A ditty that Cliff used to sing more often in days when the Gris would quite down during softer songs, stories, and songs that required some attention to be paid to the story.
A handsome young sailor to London came down,
He’d been paid off his ship in old Liverpool town.
They asked him his name and he answered them, “Quite,
I belong to a family called nine times a night.”
Well a buxom young widow who still wore her weeds.
Her husband had left her his money and deeds.
Resolved she was on her conjugal rights
And to soften her sorrows with nine times a night.
So she’s called to her serving maids Ann and Amelia
To keep a watch out for this wonderful sailor,
And if ever he happened to chance in their sight
To bring her fond tidings of nine times a night.
She was favored by fortune the very next day.
These two giggling girls saw him coming their way!

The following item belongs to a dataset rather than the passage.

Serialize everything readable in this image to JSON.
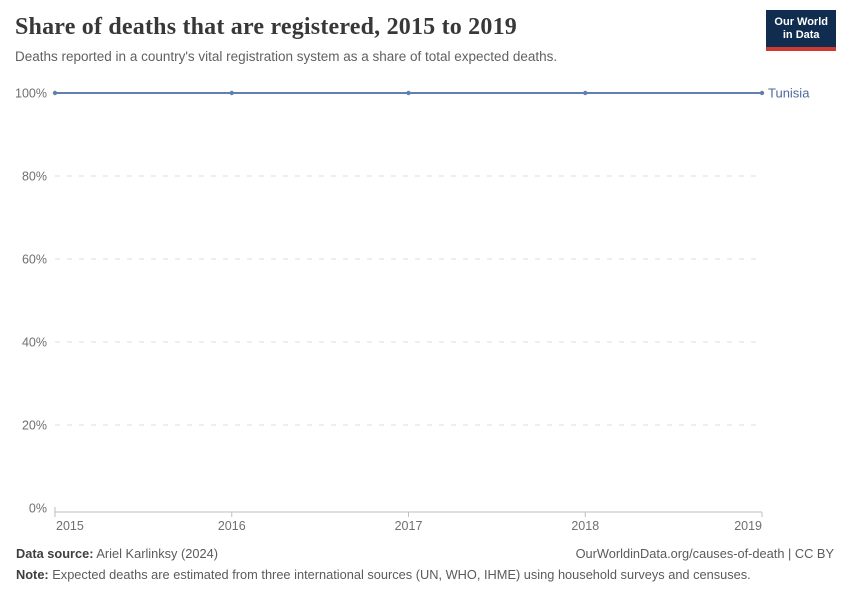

They’ve rushed up the stairs full of amorous delight,
Crying, “There comes that sailor with his nine times a night!”
She’s jumped out of bed and she’s pulled on her clothes,
And straight to the hall door like lightening she goes.
She’s looked him once over and gave him a smack, (big kiss)
And the bargain was struck: no more sailing for Jack!
The wedding was over, the bride tolled the bell.
Jack trimmed her sails five times and that pleased her well!
She vowed to herself she was satisfied quite,
But she still gives sly hints about nine times a night.
Says Jack, “My dear bride, you mistook me quite wrong;
I said to that family I did belong;
Nine times a night’s a bit hard for a man.
I couldn’t do it myself, but me sister she can.”